Levelling the Playing Field: A Comprehensive Comparison of Visual Place Recognition Approaches under Changing Conditions
This work addresses the problem of inconsistent evaluation in Visual Place Recognition research, which is important for robotics and autonomous systems researchers, though it is incremental as it focuses on benchmarking rather than proposing new methods.
This paper comprehensively evaluates 10 state-of-the-art Visual Place Recognition (VPR) methods using three standardized metrics—matching performance, matching time, and memory footprint—to address the difficulty in comparing approaches due to varied datasets and assessment methodologies. The analysis provides an up-to-date snapshot of the strengths and weaknesses of contemporary VPR techniques, aiming to unify the field and enable better future progress.

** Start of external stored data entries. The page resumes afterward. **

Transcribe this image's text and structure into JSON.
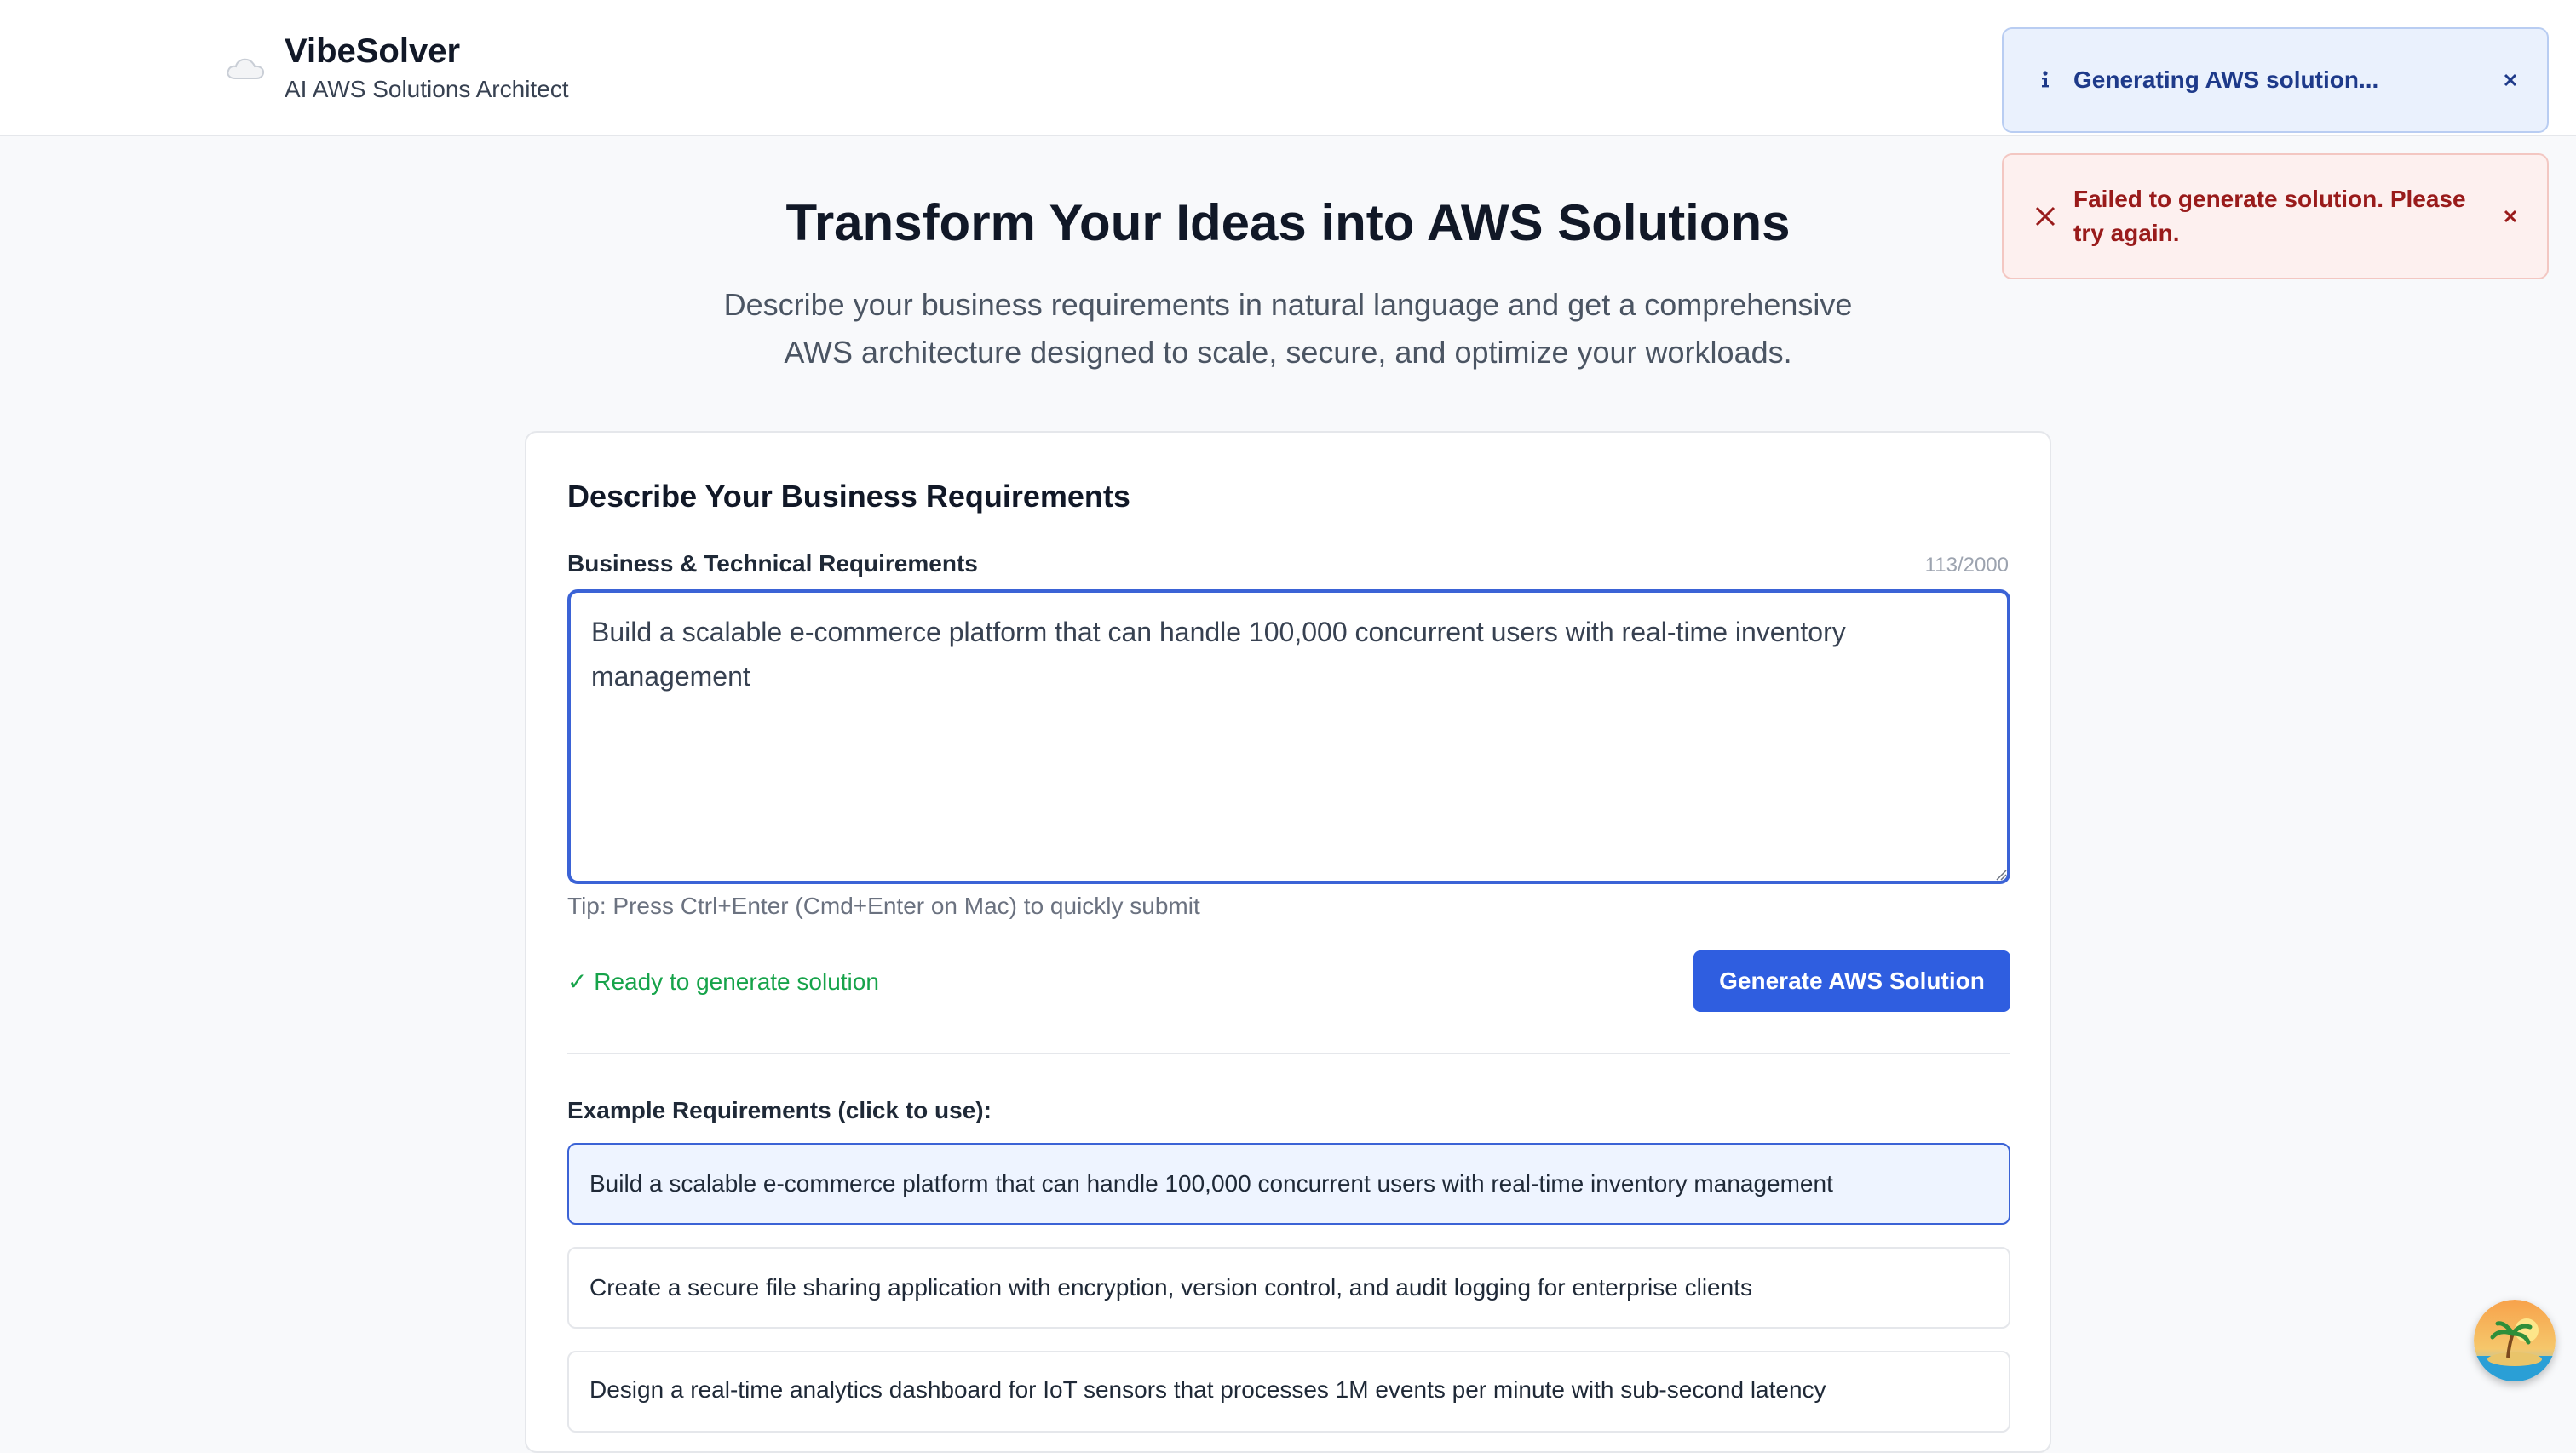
{
  "header": {
    "app_name": "VibeSolver",
    "tagline": "AI AWS Solutions Architect",
    "logo_icon": "cloud-icon"
  },
  "hero": {
    "title": "Transform Your Ideas into AWS Solutions",
    "subtitle": "Describe your business requirements in natural language and get a comprehensive AWS architecture designed to scale, secure, and optimize your workloads."
  },
  "form": {
    "card_title": "Describe Your Business Requirements",
    "field_label": "Business & Technical Requirements",
    "char_count": "113/2000",
    "textarea_value": "Build a scalable e-commerce platform that can handle 100,000 concurrent users with real-time inventory management",
    "tip": "Tip: Press Ctrl+Enter (Cmd+Enter on Mac) to quickly submit",
    "status": "✓ Ready to generate solution",
    "submit_label": "Generate AWS Solution"
  },
  "examples": {
    "label": "Example Requirements (click to use):",
    "items": [
      "Build a scalable e-commerce platform that can handle 100,000 concurrent users with real-time inventory management",
      "Create a secure file sharing application with encryption, version control, and audit logging for enterprise clients",
      "Design a real-time analytics dashboard for IoT sensors that processes 1M events per minute with sub-second latency"
    ]
  },
  "toasts": {
    "info": "Generating AWS solution...",
    "error": "Failed to generate solution. Please try again."
  },
  "colors": {
    "primary": "#2f5ee0",
    "success": "#16a34a",
    "error": "#991b1b",
    "info": "#1e3a8a"
  }
}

In recent years there has been significant improvement in the capability of Visual Place Recognition (VPR) methods, building on the success of both hand-crafted and learnt visual features, temporal filtering and usage of semantic scene information. The wide range of approaches and the relatively recent growth in interest in the field has meant that a wide range of datasets and assessment methodologies have been proposed, often with a focus only on precision-recall type metrics, making comparison difficult. In this paper we present a comprehensive approach to evaluating the performance of 10 state-of-the-art recently-developed VPR techniques, which utilizes three standardized metrics: (a) Matching Performance b) Matching Time c) Memory Footprint. Together this analysis provides an up-to-date and widely encompassing snapshot of the various strengths and weaknesses of contemporary approaches to the VPR problem. The aim of this work is to help move this particular research field towards a more mature and unified approach to the problem, enabling better comparison and hence more progress to be made in future research.